The Israeli army continues its preparations for a ground offensive, massing soldiers on the outskirts of the Gaza Strip and carrying out limited incursions there to target Hamas infrastructure and seek to locate missing or kidnapped people.

This prospect worries the international community, which fears an escalation of the conflict. Iran, an ally of Hamas, warned that the situation risked becoming “out of control” in the Middle East. The United States has strengthened its military presence in the region. An initiative which runs the risk of an “escalation” of the conflict, declared the head of Russian diplomacy Sergei Lavrov in Tehran on Monday.

Strikes on the South

Since October 15, the Israeli army has called on civilians in the north of the Gaza Strip, where the bombardments are most intense, to flee to the south. However, the strikes also continue to affect the south, close to the Egyptian border, where the displaced are massed by the hundreds of thousands.

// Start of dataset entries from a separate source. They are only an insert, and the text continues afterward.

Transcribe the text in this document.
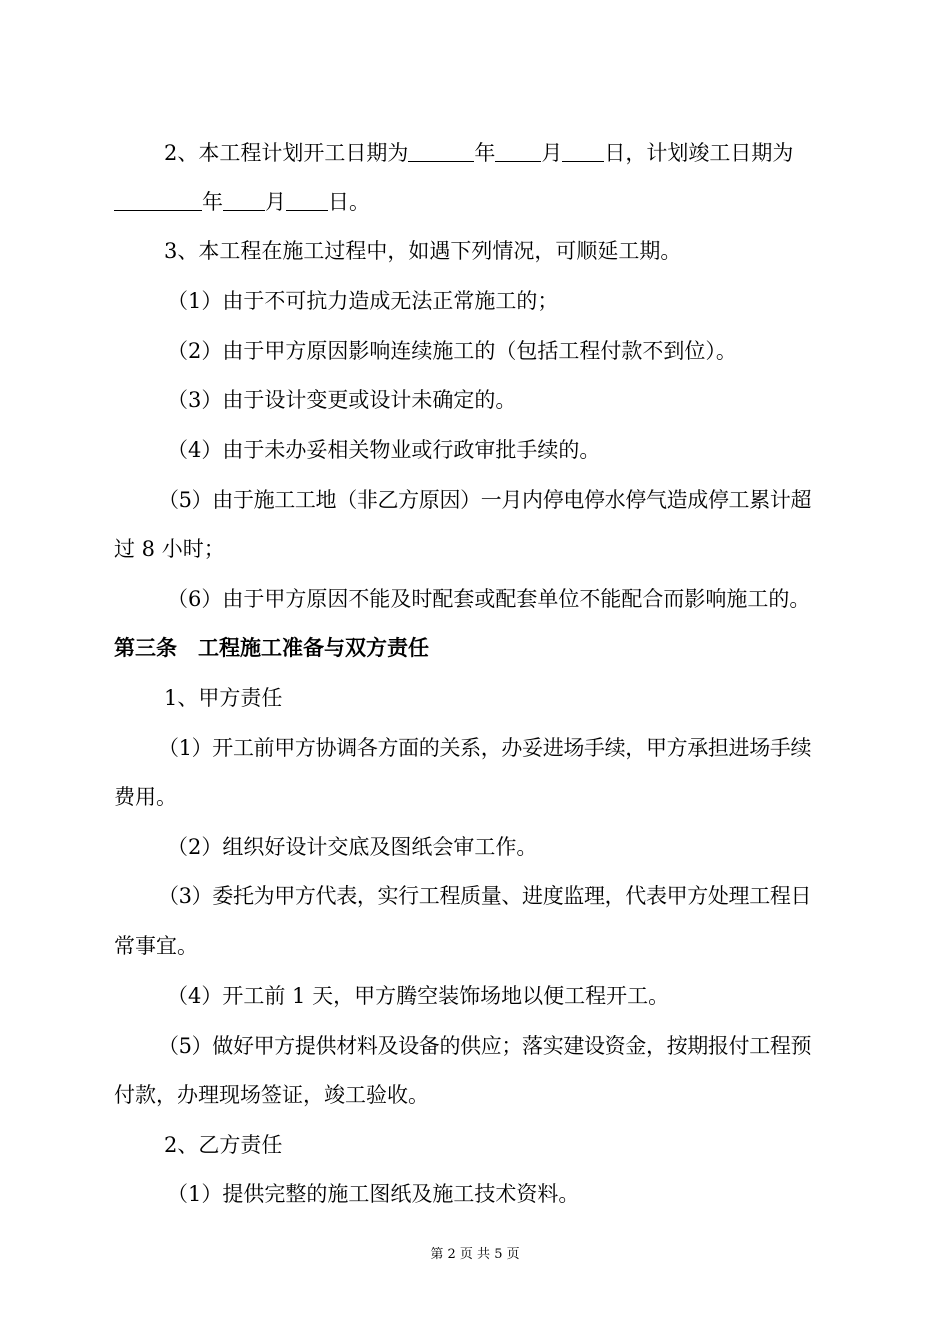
2、本工程计划开工日期为	年 月 日，计划竣工日期为
年 月 日。
3、本工程在施工过程中，如遇下列情况，可顺延工期。
（1）由于不可抗力造成无法正常施工的；
（2）由于甲方原因影响连续施工的（包括工程付款不到位）。
（3）由于设计变更或设计未确定的。
（4）由于未办妥相关物业或行政审批手续的。
（5）由于施工工地（非乙方原因）一月内停电停水停气造成停工累计超
过 8 小时；
（6）由于甲方原因不能及时配套或配套单位不能配合而影响施工的。
第三条　工程施工准备与双方责任
1、甲方责任
（1）开工前甲方协调各方面的关系，办妥进场手续，甲方承担进场手续
费用。
（2）组织好设计交底及图纸会审工作。
（3）委托为甲方代表，实行工程质量、进度监理，代表甲方处理工程日
常事宜。
（4）开工前 1 天，甲方腾空装饰场地以便工程开工。
（5）做好甲方提供材料及设备的供应；落实建设资金，按期报付工程预
付款，办理现场签证，竣工验收。
2、乙方责任
（1）提供完整的施工图纸及施工技术资料。
第 2 页 共 5 页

The humanitarian situation is “catastrophic”, the UN has warned, with at least 1.4 million Palestinians having fled their homes. In Rafah, men filled plastic containers with water from cisterns, while others searched the ruins of a building destroyed by a strike, looking for survivors.

“They put the torn body of my son in a blue bag, Cham was charred,” chokes Ayman Abou Chamalah, a 34-year-old Palestinian, who lost two children and his wife in a bombing. In Khan Younès, still in the south, a family was also preparing to bury children killed in a bombing, their bodies draped in white carried to the cemetery by relatives.

In Lebanon, more than 19,000 people were displaced after an increase in clashes between the Israeli army and Lebanese Hezbollah, supported by Iran and ally of Hamas, on the border between the two countries, according to the International Organization for Migration (IOM).

The border area on the Israeli side was also evacuated.